Now I can fully empathize with those who would seek refuge in a comfortable myth -- any myth at all -- to avoid facing the full impact of the end of self. The prospect of personal annihilation is staggeringly frightening. But if we value a life lived authentically, we must resist this natural survival impulse and be willing to face the prospect squarely that the story, our own story, may not have quite the happily-ever-after ending we’d hoped for. The alternative is to cling to a desperate compensatory mechanism that panders to our darkest fears, to live in an Alice’s Wonderland because it is more appealing, rather than embracing courageously the world that actually exists.
Coming to terms with the death of self is, no doubt, one of the hardest duties of life. But it is not for this reason an optional aspect of the journey; rather for a life fully lived, it is one of the primary spiritual tasks to be accomplished. To avoid this task by embracing immortality is a hindrance to authentic spirituality, a failure to rise to one of life’s stiffer challenges, and is, in essence, a denial of mortality. The choice is stark: remain a child, buffered against reality’s harshness with happy tales, or face reality squarely and mature into spiritual adulthood.
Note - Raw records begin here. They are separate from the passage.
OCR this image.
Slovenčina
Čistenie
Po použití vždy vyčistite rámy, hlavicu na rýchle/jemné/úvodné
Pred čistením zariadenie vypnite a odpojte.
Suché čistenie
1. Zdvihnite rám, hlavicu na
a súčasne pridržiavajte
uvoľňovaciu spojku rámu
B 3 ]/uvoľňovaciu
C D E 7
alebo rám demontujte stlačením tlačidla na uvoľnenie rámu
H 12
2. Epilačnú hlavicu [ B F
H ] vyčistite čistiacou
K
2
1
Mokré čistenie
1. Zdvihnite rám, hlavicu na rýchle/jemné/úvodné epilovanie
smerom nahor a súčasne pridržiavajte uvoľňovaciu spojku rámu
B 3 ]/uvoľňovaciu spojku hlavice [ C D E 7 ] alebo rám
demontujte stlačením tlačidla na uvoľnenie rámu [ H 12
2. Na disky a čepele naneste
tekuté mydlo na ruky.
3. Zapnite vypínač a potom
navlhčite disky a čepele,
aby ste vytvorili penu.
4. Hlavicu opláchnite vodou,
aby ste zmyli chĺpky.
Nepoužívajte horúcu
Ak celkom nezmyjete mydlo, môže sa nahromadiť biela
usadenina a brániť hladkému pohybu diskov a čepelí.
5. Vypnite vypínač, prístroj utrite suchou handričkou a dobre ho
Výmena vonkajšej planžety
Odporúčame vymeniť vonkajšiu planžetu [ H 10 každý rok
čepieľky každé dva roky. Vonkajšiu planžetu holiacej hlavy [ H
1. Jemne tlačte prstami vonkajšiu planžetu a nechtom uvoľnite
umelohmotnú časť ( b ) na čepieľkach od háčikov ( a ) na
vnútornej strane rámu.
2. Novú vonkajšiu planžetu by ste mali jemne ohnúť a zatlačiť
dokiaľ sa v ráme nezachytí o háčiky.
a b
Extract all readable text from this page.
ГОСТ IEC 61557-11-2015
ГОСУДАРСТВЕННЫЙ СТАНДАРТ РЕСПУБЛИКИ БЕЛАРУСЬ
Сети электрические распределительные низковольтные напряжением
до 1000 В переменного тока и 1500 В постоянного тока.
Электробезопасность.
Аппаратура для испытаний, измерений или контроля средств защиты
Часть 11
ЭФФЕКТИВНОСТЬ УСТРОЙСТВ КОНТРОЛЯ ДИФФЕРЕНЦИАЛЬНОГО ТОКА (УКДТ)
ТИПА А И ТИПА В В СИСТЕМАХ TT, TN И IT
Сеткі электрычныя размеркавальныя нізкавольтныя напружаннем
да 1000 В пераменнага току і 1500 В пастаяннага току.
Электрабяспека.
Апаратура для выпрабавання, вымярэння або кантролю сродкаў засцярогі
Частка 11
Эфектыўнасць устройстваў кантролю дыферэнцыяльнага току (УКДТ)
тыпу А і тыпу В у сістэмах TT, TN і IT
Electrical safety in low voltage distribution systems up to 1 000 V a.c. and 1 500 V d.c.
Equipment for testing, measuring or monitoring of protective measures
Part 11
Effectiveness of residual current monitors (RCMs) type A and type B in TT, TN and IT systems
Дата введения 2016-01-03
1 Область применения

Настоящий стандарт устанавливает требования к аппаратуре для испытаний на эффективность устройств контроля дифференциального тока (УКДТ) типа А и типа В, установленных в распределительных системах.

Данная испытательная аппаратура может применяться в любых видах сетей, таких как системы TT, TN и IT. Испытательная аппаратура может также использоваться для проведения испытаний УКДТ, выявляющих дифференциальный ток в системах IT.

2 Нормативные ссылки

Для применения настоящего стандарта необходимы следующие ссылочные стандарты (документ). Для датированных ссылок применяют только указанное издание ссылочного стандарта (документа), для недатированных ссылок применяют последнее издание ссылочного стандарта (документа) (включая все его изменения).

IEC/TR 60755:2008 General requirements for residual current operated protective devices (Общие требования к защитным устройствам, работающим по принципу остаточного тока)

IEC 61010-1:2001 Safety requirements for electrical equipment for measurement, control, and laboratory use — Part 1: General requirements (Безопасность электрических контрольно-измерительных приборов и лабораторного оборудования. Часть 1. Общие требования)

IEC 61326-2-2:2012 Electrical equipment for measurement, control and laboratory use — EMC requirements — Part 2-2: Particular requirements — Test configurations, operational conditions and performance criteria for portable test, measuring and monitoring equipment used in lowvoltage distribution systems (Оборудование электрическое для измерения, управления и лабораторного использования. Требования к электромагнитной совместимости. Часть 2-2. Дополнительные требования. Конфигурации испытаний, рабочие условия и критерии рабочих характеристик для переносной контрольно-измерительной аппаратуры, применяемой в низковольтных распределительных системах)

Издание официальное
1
Though difficult, the process need not end in despair, meaninglessness or a melancholy resignation. Yes it is true that we continue to live on through our progeny, in the way that our lives have affected others, and in the endless recycling of our physical matter in the natural world. It is also true that death returns us to the exact state of non-being that existed before we were conceived, a state where there is no pain or reason for fear. As Einstein stated: “The fear of death is the most unjustified of all fears, for there's no risk of accident for someone who's dead.” In my experience I have found this standard counsel helpful but insufficient in my efforts at making peace with my own mortality.
A more complete answer for me has come in the cultivation of two key perspectives. Alluded to above, I have found that nurturing my sense of connectedness to nature and its cycles, including the life/death cycle, goes a long ways toward making death seem natural and normal and not something to be loathed and explained away. Most important of all, I have found that gratitude is the key to facing mortality with grace. Though I don’t care for the nasty tone, N. Wilson in his paper, “Life after death: A fate worse than death,” jars his readers with the truth: “Like a greedy child, having stuffed its face with food, do you demand yet more?...Are you so obsessed with being you that you cannot accept the fact of your own non-existence?” Instead, like the kid who's thankful to have been given a part—any part—in the school play, we do far better to live every day with a spirit of gratitude for having been given a chance to play a part in the great drama of creation. Our moment in the sun is far longer, on average, than almost all other creatures. Enjoy the cosmic ride.

1 Comments:
I love the way you organized your thoughts. Very simple yet persuasive. I agree with you fully.